Publication Date: January 24, 2002
NEW YORK, NY—The Council on Foreign Relations today launched a unique online encyclopedia of terrorism and America’s response to give the public an easy-to-read, authoritative primer on what the experts know—and don’t know. “Our aim is to give people one reliable and understandable site to get briefed on the basics, and sort out fact from fiction,” said Council President Leslie H. Gelb.
Written by a Council team and drawing upon leading experts, will provide up-to-date, authoritative information in a crisp and clear question and answer format.
“We’ll recheck and update the answers as events change; we’ll keep adding new Q&A fact sheets; and if we ever find that something’s not fully accurate, we’ll fix it,” said Gelb. “Our watchword is simple: reliable information in troubled times.”

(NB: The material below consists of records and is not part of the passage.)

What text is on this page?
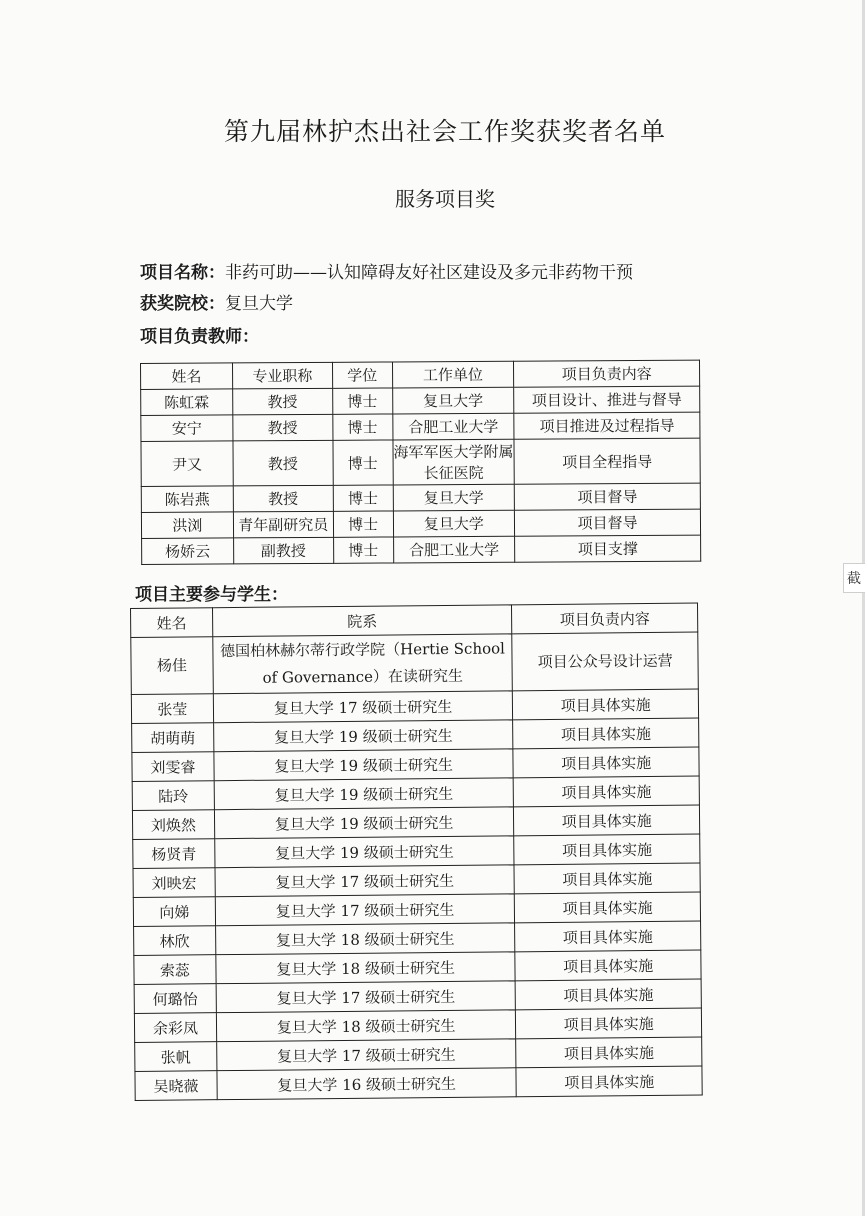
第九届林护杰出社会工作奖获奖者名单
服务项目奖
项目名称：非药可助——认知障碍友好社区建设及多元非药物干预
获奖院校：复旦大学
项目负责教师：
姓名	专业职称	学位	工作单位	项目负责内容
陈虹霖	教授	博士	复旦大学	项目设计、推进与督导
安宁	教授	博士	合肥工业大学	项目推进及过程指导
尹又	教授	博士	海军军医大学附属长征医院	项目全程指导
陈岩燕	教授	博士	复旦大学	项目督导
洪浏	青年副研究员	博士	复旦大学	项目督导
杨娇云	副教授	博士	合肥工业大学	项目支撑
项目主要参与学生：
姓名	院系	项目负责内容
杨佳	德国柏林赫尔蒂行政学院（Hertie School of Governance）在读研究生	项目公众号设计运营
张莹	复旦大学 17 级硕士研究生	项目具体实施
胡萌萌	复旦大学 19 级硕士研究生	项目具体实施
刘雯睿	复旦大学 19 级硕士研究生	项目具体实施
陆玲	复旦大学 19 级硕士研究生	项目具体实施
刘焕然	复旦大学 19 级硕士研究生	项目具体实施
杨贤青	复旦大学 19 级硕士研究生	项目具体实施
刘映宏	复旦大学 17 级硕士研究生	项目具体实施
向娣	复旦大学 17 级硕士研究生	项目具体实施
林欣	复旦大学 18 级硕士研究生	项目具体实施
索蕊	复旦大学 18 级硕士研究生	项目具体实施
何璐怡	复旦大学 17 级硕士研究生	项目具体实施
余彩凤	复旦大学 18 级硕士研究生	项目具体实施
张帆	复旦大学 17 级硕士研究生	项目具体实施
吴晓薇	复旦大学 16 级硕士研究生	项目具体实施
截
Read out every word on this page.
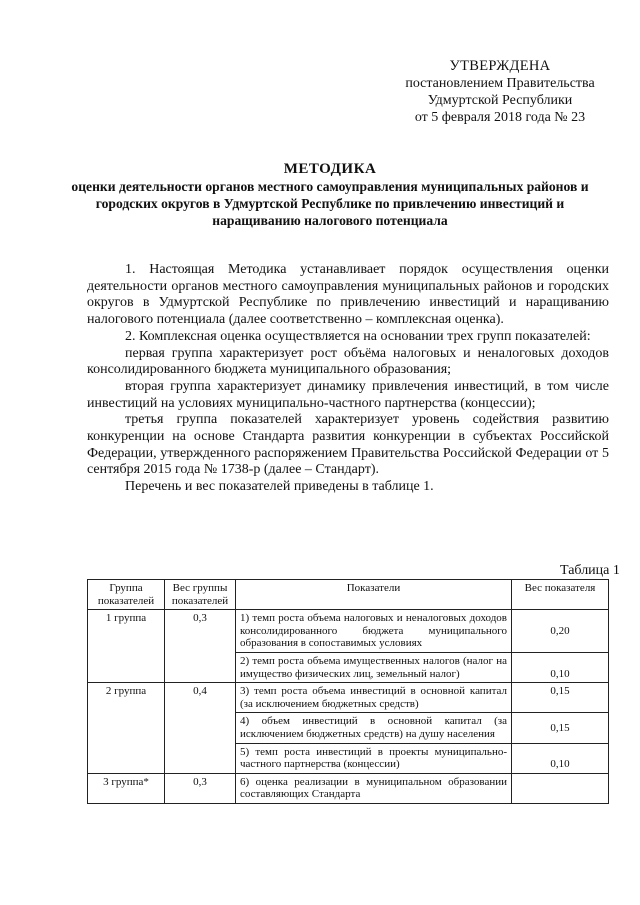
УТВЕРЖДЕНА
постановлением Правительства
Удмуртской Республики
от 5 февраля 2018 года № 23
МЕТОДИКА
оценки деятельности органов местного самоуправления муниципальных районов и городских округов в Удмуртской Республике по привлечению инвестиций и наращиванию налогового потенциала

1. Настоящая Методика устанавливает порядок осуществления оценки деятельности органов местного самоуправления муниципальных районов и городских округов в Удмуртской Республике по привлечению инвестиций и наращиванию налогового потенциала (далее соответственно – комплексная оценка).

2. Комплексная оценка осуществляется на основании трех групп показателей:

первая группа характеризует рост объёма налоговых и неналоговых доходов консолидированного бюджета муниципального образования;

вторая группа характеризует динамику привлечения инвестиций, в том числе инвестиций на условиях муниципально-частного партнерства (концессии);

третья группа показателей характеризует уровень содействия развитию конкуренции на основе Стандарта развития конкуренции в субъектах Российской Федерации, утвержденного распоряжением Правительства Российской Федерации от 5 сентября 2015 года № 1738-р (далее – Стандарт).

Перечень и вес показателей приведены в таблице 1.

Таблица 1
Группа показателей	Вес группы показателей	Показатели	Вес показателя
1 группа	0,3	1) темп роста объема налоговых и неналоговых доходов консолидированного бюджета муниципального образования в сопоставимых условиях	0,20
		2) темп роста объема имущественных налогов (налог на имущество физических лиц, земельный налог)	0,10
2 группа	0,4	3) темп роста объема инвестиций в основной капитал (за исключением бюджетных средств)	0,15
		4) объем инвестиций в основной капитал (за исключением бюджетных средств) на душу населения	0,15
		5) темп роста инвестиций в проекты муниципально-частного партнерства (концессии)	0,10
3 группа*	0,3	6) оценка реализации в муниципальном образовании составляющих Стандарта	
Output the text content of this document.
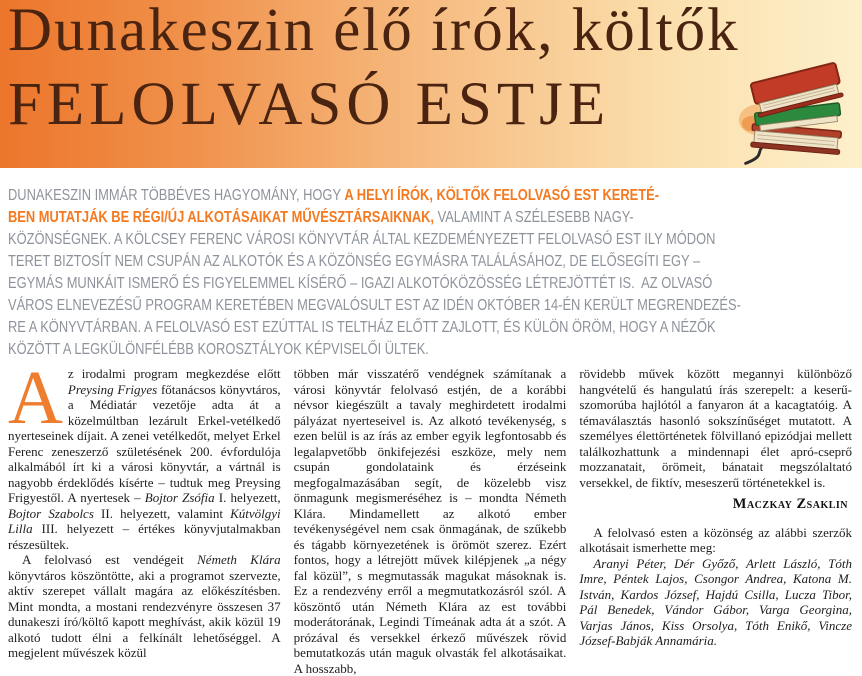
Dunakeszin élő írók, költők
FELOLVASÓ ESTJE
DUNAKESZIN IMMÁR TÖBBÉVES HAGYOMÁNY, HOGY A HELYI ÍRÓK, KÖLTŐK FELOLVASÓ EST KERETÉ-
BEN MUTATJÁK BE RÉGI/ÚJ ALKOTÁSAIKAT MŰVÉSZTÁRSAIKNAK, VALAMINT A SZÉLESEBB NAGY-
KÖZÖNSÉGNEK. A KÖLCSEY FERENC VÁROSI KÖNYVTÁR ÁLTAL KEZDEMÉNYEZETT FELOLVASÓ EST ILY MÓDON
TERET BIZTOSÍT NEM CSUPÁN AZ ALKOTÓK ÉS A KÖZÖNSÉG EGYMÁSRA TALÁLÁSÁHOZ, DE ELŐSEGÍTI EGY –
EGYMÁS MUNKÁIT ISMERŐ ÉS FIGYELEMMEL KÍSÉRŐ – IGAZI ALKOTÓKÖZÖSSÉG LÉTREJÖTTÉT IS.  AZ OLVASÓ
VÁROS ELNEVEZÉSŰ PROGRAM KERETÉBEN MEGVALÓSULT EST AZ IDÉN OKTÓBER 14-ÉN KERÜLT MEGRENDEZÉS-
RE A KÖNYVTÁRBAN. A FELOLVASÓ EST EZÚTTAL IS TELTHÁZ ELŐTT ZAJLOTT, ÉS KÜLÖN ÖRÖM, HOGY A NÉZŐK
KÖZÖTT A LEGKÜLÖNFÉLÉBB KOROSZTÁLYOK KÉPVISELŐI ÜLTEK.

Az irodalmi program megkezdése előtt Preysing Frigyes főtanácsos könyvtáros, a Médiatár vezetője adta át a közelmúltban lezárult Erkel-vetélkedő nyerteseinek díjait. A zenei vetélkedőt, melyet Erkel Ferenc zeneszerző születésének 200. évfordulója alkalmából írt ki a városi könyvtár, a vártnál is nagyobb érdeklődés kísérte – tudtuk meg Preysing Frigyestől. A nyertesek – Bojtor Zsófia I. helyezett, Bojtor Szabolcs II. helyezett, valamint Kútvölgyi Lilla III. helyezett – értékes könyvjutalmakban részesültek.

A felolvasó est vendégeit Németh Klára könyvtáros köszöntötte, aki a programot szervezte, aktív szerepet vállalt magára az előkészítésben. Mint mondta, a mostani rendezvényre összesen 37 dunakeszi író/költő kapott meghívást, akik közül 19 alkotó tudott élni a felkínált lehetőséggel. A megjelent művészek közül

többen már visszatérő vendégnek számítanak a városi könyvtár felolvasó estjén, de a korábbi névsor kiegészült a tavaly meghirdetett irodalmi pályázat nyerteseivel is. Az alkotó tevékenység, s ezen belül is az írás az ember egyik legfontosabb és legalapvetőbb önkifejezési eszköze, mely nem csupán gondolataink és érzéseink megfogalmazásában segít, de közelebb visz önmagunk megismeréséhez is – mondta Németh Klára. Mindamellett az alkotó ember tevékenységével nem csak önmagának, de szűkebb és tágabb környezetének is örömöt szerez. Ezért fontos, hogy a létrejött művek kilépjenek „a négy fal közül”, s megmutassák magukat másoknak is. Ez a rendezvény erről a megmutatkozásról szól. A köszöntő után Németh Klára az est további moderátorának, Legindi Tímeának adta át a szót. A prózával és versekkel érkező művészek rövid bemutatkozás után maguk olvasták fel alkotásaikat. A hosszabb,

rövidebb művek között megannyi különböző hangvételű és hangulatú írás szerepelt: a keserű-szomorúba hajlótól a fanyaron át a kacagtatóig. A témaválasztás hasonló sokszínűséget mutatott. A személyes élettörténetek fölvillanó epizódjai mellett találkozhattunk a mindennapi élet apró-cseprő mozzanatait, örömeit, bánatait megszólaltató versekkel, de fiktív, meseszerű történetekkel is.

Maczkay Zsaklin

A felolvasó esten a közönség az alábbi szerzők alkotásait ismerhette meg:

Aranyi Péter, Dér Győző, Arlett László, Tóth Imre, Péntek Lajos, Csongor Andrea, Katona M. István, Kardos József, Hajdú Csilla, Lucza Tibor, Pál Benedek, Vándor Gábor, Varga Georgina, Varjas János, Kiss Orsolya, Tóth Enikő, Vincze József-Babják Annamária.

Produced in cooperation with the Markle Foundation, the new site also features This Week in the War on Terrorism summarizing new events in key areas such as the Investigation, Homeland Defense, New Legislation, and Global Repercussions of 9/11.
“The goal of terrorism is to inspire fear-one effective antidote to fear is the facts,” said Zoë Baird, President of the Markle Foundation. “By partnering with the Council on Foreign Relations, one of the nation’s foremost institutions dedicated to increasing the public’s understanding of the world, we are able to provide trustworthy and timely answers to the questions on the minds of millions of people around the world.”
Content on the site has been carefully researched, reported, and written by the Council on Foreign Relations, the nation’s leading foreign policy organization. The editorial team is led by Warren Bass, a former associate editor of Foreign Affairs who holds a Ph.D. in Middle East history from Columbia, and Calvin Sims, the Council’s Edward R. Murrow press fellow and former Tokyo bureau chief of The New York Times.
The weekly summary is produced by former National Security Council staffer Kenneth Pollack, now deputy director of National Security Studies at CFR; Dafna Hochman is deputy director of the project.